Their parents’ concerns are well-founded. Ontario’s recent graduate survey, which assessed how 2008 bachelor degree graduates were doing two years later, showed that wages are stagnant overall, $49,469, which is much the same as 2005 grads made two years after their convocations.

But instead of stagnation, Fine Arts graduates saw a big drop in salaries—to $34,460 on average—which is a painful $2,500-a-year less than their 2005 counterparts were making in 2007. And things were even worse in the immediate post-grad period. Six months after grad, the average university degree-holder reported a salary of $42,904. Fine arts students were averaging $28,736.

But not everywhere has seen falling interest, like so many schools in Ontario. The University of British Columbia’s enrollment in BFAs grew unabated each year from 154 in 2004 to 254 in 2011.

The University of Regina has maintained healthy numbers too: 322 full-time-equivalent students in 2009, 317 in 2010, and 318 in 2011.

Sheila Petty, the Dean of the Faculty of Fine Arts at Regina, explains why her numbers aren’t dropping like they are in Ontario. It’s because she recognizes that Fine Arts needs to adapt.

“The traditional model of Fine Arts, even the definition of Fine Arts is an old model and it can’t hold any longer,” says Petty. “In the short term, the traditional framework for Fine Arts will collapse. Governments and university administrations can no longer afford to fund expensive programs that educate a few students.”

That’s a candid statement for an administrator, but Petty is confident her programs will survive.
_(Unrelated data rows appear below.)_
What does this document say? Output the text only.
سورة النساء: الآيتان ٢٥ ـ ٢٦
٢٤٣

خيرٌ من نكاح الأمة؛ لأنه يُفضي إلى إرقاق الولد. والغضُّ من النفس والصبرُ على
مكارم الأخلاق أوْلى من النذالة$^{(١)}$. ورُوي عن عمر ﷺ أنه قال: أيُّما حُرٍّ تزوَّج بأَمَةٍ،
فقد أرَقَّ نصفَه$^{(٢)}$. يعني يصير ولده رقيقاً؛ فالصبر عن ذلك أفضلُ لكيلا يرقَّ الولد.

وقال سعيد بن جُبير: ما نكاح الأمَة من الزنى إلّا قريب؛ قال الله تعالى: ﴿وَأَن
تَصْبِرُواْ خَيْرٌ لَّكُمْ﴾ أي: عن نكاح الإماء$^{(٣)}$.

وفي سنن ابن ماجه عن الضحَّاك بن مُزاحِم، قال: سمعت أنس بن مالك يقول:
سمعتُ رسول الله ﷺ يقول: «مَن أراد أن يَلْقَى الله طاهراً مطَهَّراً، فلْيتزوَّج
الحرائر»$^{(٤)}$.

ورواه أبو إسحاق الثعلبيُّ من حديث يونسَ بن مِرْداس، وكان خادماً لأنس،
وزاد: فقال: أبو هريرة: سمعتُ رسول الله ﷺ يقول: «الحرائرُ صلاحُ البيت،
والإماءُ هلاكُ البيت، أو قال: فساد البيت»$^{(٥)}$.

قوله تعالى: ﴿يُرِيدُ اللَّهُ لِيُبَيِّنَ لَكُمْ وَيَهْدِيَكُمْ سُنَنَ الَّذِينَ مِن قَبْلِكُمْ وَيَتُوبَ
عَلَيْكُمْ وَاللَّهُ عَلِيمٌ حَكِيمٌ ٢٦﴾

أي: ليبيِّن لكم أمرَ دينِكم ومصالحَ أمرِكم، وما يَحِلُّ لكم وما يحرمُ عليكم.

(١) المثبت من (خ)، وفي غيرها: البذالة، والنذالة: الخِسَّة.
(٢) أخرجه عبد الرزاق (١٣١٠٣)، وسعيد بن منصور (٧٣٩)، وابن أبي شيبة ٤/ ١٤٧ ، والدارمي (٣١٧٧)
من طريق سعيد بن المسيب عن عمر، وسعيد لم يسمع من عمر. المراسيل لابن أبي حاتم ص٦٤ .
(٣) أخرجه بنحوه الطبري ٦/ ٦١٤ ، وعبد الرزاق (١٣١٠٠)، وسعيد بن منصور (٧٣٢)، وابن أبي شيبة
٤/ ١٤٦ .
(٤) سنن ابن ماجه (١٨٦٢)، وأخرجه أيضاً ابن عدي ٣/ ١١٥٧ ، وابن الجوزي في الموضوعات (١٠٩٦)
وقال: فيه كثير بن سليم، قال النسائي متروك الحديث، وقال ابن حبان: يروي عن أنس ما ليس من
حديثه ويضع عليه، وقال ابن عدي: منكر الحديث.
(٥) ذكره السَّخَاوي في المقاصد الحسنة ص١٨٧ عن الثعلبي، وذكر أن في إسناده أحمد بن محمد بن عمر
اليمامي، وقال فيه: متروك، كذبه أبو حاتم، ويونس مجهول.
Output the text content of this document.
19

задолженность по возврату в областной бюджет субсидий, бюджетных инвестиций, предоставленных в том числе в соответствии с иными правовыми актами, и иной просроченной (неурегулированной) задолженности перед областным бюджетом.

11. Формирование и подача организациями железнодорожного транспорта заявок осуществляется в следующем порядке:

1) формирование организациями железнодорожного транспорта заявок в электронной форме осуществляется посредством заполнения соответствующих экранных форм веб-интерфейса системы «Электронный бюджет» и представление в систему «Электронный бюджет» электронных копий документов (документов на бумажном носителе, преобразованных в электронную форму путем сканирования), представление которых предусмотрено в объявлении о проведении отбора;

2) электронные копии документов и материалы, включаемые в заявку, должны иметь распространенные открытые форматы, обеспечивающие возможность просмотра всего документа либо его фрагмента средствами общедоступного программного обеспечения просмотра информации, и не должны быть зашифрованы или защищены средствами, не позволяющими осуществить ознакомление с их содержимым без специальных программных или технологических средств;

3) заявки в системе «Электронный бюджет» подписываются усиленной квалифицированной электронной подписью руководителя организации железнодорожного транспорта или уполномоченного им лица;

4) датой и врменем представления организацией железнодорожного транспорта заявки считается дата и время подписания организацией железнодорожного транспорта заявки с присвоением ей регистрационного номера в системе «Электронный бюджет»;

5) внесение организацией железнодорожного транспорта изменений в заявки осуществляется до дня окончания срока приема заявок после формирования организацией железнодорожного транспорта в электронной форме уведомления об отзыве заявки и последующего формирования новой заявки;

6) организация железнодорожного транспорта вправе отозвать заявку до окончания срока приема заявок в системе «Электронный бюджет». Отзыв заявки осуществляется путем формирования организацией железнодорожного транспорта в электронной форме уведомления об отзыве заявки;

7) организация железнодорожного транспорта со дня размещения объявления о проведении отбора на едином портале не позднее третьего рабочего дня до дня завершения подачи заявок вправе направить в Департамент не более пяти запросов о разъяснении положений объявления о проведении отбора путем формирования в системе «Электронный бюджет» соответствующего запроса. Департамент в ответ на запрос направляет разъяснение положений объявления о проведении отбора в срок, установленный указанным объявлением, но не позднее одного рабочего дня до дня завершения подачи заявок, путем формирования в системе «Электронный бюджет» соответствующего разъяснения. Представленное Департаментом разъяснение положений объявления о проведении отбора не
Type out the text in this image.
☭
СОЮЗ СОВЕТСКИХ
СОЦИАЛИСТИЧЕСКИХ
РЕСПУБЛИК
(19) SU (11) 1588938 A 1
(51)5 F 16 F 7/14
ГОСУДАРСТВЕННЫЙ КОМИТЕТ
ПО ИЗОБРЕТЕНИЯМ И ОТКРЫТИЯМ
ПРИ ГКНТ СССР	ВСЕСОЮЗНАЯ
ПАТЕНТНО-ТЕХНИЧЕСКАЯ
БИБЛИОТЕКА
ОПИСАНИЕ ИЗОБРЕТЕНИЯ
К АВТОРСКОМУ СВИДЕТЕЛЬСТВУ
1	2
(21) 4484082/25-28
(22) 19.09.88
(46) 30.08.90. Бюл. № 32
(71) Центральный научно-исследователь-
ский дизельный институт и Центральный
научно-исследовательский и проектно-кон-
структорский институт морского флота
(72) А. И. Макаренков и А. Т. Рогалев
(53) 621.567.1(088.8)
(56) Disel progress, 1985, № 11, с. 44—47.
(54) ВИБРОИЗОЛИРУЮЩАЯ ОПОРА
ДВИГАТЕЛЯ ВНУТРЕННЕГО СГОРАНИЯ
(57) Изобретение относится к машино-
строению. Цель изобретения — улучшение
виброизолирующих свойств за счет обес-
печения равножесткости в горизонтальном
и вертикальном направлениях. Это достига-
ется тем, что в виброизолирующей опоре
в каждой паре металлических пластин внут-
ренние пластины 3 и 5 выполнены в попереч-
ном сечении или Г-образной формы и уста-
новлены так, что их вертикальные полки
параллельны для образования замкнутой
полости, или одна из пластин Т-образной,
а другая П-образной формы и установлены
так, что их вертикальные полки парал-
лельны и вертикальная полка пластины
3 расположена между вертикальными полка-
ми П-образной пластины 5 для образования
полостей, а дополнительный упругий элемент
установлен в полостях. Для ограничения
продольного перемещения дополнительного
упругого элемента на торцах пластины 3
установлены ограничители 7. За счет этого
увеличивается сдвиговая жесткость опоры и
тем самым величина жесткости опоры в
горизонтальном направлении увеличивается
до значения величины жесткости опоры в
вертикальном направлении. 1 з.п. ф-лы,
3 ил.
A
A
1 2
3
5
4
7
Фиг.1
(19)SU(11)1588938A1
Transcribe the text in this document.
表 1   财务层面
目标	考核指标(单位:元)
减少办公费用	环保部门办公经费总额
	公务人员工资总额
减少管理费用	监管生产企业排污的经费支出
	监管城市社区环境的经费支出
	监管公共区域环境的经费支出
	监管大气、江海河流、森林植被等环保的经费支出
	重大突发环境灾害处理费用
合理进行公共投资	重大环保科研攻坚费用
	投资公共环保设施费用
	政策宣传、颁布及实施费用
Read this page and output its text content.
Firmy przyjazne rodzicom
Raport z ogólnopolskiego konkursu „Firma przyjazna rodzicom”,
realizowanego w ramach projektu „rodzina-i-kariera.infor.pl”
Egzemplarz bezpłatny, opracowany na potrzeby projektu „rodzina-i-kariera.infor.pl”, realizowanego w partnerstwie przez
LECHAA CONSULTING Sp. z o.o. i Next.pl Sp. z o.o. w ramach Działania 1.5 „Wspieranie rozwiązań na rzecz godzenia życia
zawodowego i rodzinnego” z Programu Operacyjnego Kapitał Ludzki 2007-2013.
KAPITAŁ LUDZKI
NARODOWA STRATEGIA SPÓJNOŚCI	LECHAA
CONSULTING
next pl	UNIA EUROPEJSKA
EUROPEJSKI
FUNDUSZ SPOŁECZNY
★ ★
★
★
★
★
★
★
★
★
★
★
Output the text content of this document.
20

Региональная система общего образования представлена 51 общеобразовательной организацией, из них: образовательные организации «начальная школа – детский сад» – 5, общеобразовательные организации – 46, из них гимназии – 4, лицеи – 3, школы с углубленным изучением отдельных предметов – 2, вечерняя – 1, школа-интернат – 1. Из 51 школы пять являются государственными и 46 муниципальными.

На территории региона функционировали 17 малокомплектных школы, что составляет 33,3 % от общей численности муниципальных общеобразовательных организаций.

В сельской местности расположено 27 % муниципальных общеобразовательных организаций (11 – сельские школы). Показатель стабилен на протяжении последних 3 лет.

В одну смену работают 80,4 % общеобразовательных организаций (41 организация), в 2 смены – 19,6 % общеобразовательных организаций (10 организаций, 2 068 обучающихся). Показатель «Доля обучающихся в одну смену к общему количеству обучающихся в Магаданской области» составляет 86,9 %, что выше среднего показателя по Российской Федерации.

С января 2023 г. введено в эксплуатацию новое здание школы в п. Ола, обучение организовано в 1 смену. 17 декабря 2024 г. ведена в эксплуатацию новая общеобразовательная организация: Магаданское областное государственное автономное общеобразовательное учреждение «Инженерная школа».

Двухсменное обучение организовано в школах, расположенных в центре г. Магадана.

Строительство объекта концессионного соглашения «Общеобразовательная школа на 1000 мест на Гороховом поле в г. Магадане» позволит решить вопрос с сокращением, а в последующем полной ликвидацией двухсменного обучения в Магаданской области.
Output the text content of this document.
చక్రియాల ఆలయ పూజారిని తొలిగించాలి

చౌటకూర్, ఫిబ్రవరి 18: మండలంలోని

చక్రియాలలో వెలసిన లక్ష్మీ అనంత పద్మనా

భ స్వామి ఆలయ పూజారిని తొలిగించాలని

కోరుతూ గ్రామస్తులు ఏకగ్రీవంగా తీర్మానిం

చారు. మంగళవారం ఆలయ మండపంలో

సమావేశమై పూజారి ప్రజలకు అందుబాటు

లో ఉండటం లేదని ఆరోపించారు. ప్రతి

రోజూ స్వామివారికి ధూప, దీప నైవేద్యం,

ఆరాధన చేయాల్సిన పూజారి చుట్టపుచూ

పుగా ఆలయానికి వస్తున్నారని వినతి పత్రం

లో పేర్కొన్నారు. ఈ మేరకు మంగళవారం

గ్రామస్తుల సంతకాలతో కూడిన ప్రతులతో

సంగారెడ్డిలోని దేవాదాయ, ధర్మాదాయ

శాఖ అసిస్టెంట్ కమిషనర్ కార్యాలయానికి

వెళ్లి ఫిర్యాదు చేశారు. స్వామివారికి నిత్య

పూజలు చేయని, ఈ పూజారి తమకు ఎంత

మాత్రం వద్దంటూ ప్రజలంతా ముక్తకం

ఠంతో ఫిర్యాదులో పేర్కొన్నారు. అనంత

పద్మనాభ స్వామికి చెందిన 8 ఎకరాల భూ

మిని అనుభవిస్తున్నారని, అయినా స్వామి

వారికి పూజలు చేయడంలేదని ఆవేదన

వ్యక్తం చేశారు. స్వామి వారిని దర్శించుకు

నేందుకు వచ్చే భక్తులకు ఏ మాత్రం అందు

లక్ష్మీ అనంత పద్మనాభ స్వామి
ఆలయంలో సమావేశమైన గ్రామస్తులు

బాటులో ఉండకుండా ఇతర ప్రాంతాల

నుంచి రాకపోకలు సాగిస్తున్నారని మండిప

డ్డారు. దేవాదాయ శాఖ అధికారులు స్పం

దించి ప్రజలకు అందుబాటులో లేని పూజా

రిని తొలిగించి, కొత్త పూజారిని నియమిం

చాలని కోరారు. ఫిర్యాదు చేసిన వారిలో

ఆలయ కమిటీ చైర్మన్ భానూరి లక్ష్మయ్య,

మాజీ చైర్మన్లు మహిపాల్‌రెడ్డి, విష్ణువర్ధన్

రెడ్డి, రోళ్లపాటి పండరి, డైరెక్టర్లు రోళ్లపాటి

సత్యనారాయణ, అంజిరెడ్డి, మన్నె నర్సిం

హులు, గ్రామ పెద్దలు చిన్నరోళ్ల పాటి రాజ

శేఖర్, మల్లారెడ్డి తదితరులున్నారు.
Even before the current campus-wide search for inefficiencies got under way at Regina, Petty was making her programs more viable, while making sure students will still meet industry standards.

She’s doing it by allowing BFA students to do more non-art courses, by forging strong links with the journalism program, by creating a minor in business and by making the new Master’s degree interdisciplinary, rather than narrowly-focused. The faculty is also offering more courses that non-artists want to take, like television, to boost the numbers taught by the Fine Arts faculty.

Another way the program is staying viable is through their Professional Placement internships. Students earn up to 15 credit hours at places like Saskatchewan Youth Ballet, Mind’s Eye Entertainment, local galleries and in government. Not only does that give them the confidence and skills they’ll need for the workplace, but the school saves on classroom space and professor time.

And in recognition that students have to be more “entrepreneurial” these days, Petty’s faculty created a minor in Art Administration that teaches students how to market their work. If business courses and internships seem like a departure from the traditional BFA, that’s because they are.

But those are exactly the types of applied skills McKenzie says wishes she’d been encouraged to practice while at York. They’re the type of skills that may also have helped with her latest stab at making a living. She’s currently building a cake decorating business, the cocoa cakery.

It’s working—but thanks more to her entrepreneurial spirit than her Bachelor of Fine Arts. “People say there are no jobs out there,” says McKenzie, “but you wouldn’t believe how busy I am.”